The Plough Music Series is a regular selection of music intended to lift the heart to God. It is not a playlist of background music: each installment focuses on a single piece worth pausing to enjoy.
Mozart wrote his C Minor mass in 1782 and 1783 as a wedding gift to his wife Constanze, and it was she who sang the soprano aria “Et incarnatus est” at the premiere of the mass in October of that year in the church of St Peter’s Abbey in Salzburg. Among the many glories of Mozart’s music, this piece is uniquely and sublimely beautiful; Pope Francis told a Jesuit magazine in 2013 that, “The ‘Et incarnatus est’ from his Mass in C minor is matchless, it lifts you to God.”

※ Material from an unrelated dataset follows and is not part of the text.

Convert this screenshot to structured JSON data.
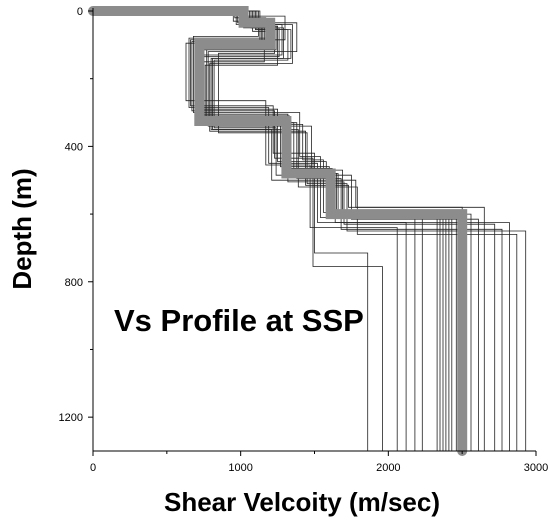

It starts quietly as a soprano solo reflectively introduces history’s most tremendous event: Et incarnatus est. And he was made incarnate. As the music progresses, the voice soars and is joined and adorned by a trio of woodwinds – evoking the soul aspiring to God – in harmonies that are increasingly exultant yet always expressive of simplicity and wonder.
Et incarnàtus est
de Spìritu Sancto,
ex Marìa Vìrgine,
et homo factus est.
And he was made incarnate
of the Holy Spirit
by the virgin Mary,
and was made man.
If there is a more luminous recording than that made by Sylvia McNair under John Eliot Gardiner’s direction in 1988, I have yet to find it.